Residentes del municipio habanero acusan al intendente Álvaro Álvarez Torres de corrupción, protección de negocios privados a cambio de dinero y abuso de autoridad. Señalan que el funcionario, que emigró desde oriente, “tiene una cara por delante” y “es un corrupto de marca mayor”. Denuncian que mientras las calles están rotas, los precios por el cielo y la población no tiene agua, él gasta el presupuesto “con los TPCP con los que obtienen ventajas”. La población exige que se investigue al funcionario, cuyo nombre aparece frecuentemente en medios oficiales presidiendo actos políticos .
Varios residentes del municipio de Cotorro, en La Habana, han contactado a nuestra redacción para exponer la situación que viven bajo la administración del intendente local, Álvaro Álvarez Torres. Los denunciantes, que mantienen su identidad en el anonimato por temor a represalias, han elaborado un duro retrato de la gestión del funcionario.
Según el testimonio, el intendente, originario de la región oriental del país, habría utilizado su posición para amasar una considerable fortuna y poder.
Los hechos: un “corrupto de marca mayor”
El denunciante es claro al describir el modus operandi del funcionario.
“Este señor, que emigró desde oriente a La Habana, hoy es el intendente del Cotorro. Se ha espabilado desviando miles de pesos con negocios turbios.”
Una de las principales acusaciones se centra en el vínculo del intendente con los nuevos actores económicos del territorio, cuya aprobación él mismo preside en los Consejos de la Administración Municipal .
“Tiene vínculos con las Mipymes más poderosas del Cotorro a las que protege a cambio de grandes sumas de dinero.”
El denunciante afirma que el intendente presume en privado de su control absoluto sobre el territorio, creando una estructura de poder paralela a la institucional.
“En algunos círculos cercanos presume de tener el dominio de todo lo que se mueve en su territorio, y que todos tienen que rendirle cuenta.”
La doble moral y la vida privada del funcionario
Junto a las acusaciones de corrupción administrativa, el testimonio señala también un patrón de conducta personal y abuso de poder.
“Tiene una cara por delante y es un corrupto de marca mayor, con varias queridas, incluso dirigentes de su territorio.”*
El testimonio sugiere que la vida privada del funcionario no es un asunto menor, sino que es la otra cara de la misma moneda del abuso de poder. La inmunidad que siente para llevar una vida privada al margen de la moral oficial es el reflejo de la impunidad con la que maneja los fondos públicos.
El abandono municipal
El denunciante no solo habla de lo que el intendente hace mal, sino de lo que deja de hacer, es decir, gobernar para la gente.
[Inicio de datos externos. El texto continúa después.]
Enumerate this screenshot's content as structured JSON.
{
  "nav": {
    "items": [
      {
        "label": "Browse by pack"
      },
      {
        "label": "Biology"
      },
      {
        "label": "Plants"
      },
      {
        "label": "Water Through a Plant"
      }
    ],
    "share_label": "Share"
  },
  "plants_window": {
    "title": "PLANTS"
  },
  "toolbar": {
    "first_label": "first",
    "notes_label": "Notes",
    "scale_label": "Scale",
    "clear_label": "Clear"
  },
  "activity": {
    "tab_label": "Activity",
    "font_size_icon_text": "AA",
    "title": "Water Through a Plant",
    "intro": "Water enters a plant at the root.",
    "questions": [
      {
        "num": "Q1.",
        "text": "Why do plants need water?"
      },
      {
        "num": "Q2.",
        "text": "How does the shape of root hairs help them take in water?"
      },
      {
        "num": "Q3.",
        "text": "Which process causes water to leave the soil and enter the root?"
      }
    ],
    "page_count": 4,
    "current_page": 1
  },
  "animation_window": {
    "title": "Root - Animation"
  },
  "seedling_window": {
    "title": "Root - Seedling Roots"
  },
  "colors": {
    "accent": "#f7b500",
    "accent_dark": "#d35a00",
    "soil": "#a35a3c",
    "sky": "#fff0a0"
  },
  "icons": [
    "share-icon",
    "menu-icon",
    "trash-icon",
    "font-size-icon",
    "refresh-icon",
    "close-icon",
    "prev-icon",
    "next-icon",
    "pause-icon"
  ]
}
“Nada le interesa. El Cotorro no tiene agua, los precios por el cielo, las calles todas rotas. Gasta todo el presupuesto con TPCP con los que obtienen ventajas.”*
Mientras los negocios privados de sus amigos florecen, el municipio estaría sumido en el caos. La falta de agua, el alto costo de la vida y las pésimas condiciones de las vías públicas serían el sello distintivo de su gestión. La mención a los “TPCP” (Trabajadores por Cuenta Propia) sugiere que el intendente favorece a ciertos negocios privados a cambio de ventajas personales o comisiones, desviando el presupuesto que debía usarse para reparar el municipio.
El contraste con la imagen pública es brutal. Las notas oficiales lo describen como un gestor preocupado por la calidad de los servicios . Pero los vecinos del Cotorro lo ven como un corrupto.
Resumen:
Vecinos del municipio de Cotorro denuncian al intendente Álvaro Álvarez Torres por corrupción y abuso de poder. Lo acusan de desviar dinero público, proteger a Mipymes a cambio de sobornos y mantener numerosas relaciones extramatrimoniales con otras funcionarias. Señalan que mientras el municipio carece de agua, tiene calles rotas y precios altos, el intendente solo se preocupa por sus negocios y su vida personal. Los denunciantes piden una investigación a fondo de su gestión.
Nota final:
El intendente Álvaro Álvarez Torres es el funcionario ejecutivo de mayor rango en el Cotorro. Preside el Consejo de la Administración, donde se asignan los presupuestos y se aprueban las nuevas Mipymes . Según esta denuncia, ese poder no lo usa para resolver los problemas del pueblo, sino para crear una red clientelar con la que se enriquece.
Controles, auditorías y la Fiscalía deben determinar si los fondos del presupuesto municipal se están desviando y por qué los problemas de agua y calles siguen sin solución. El Partido en el Cotorro debe explicar por qué su intendente, que ellos mismos designaron, es señalado públicamente como un corrupto de marca mayor.
Mientras tanto, los cubenses del Cotorro siguen esperando que sus dirigentes dejen de «tener el dominio de todo» para empezar a trabajar para ellos.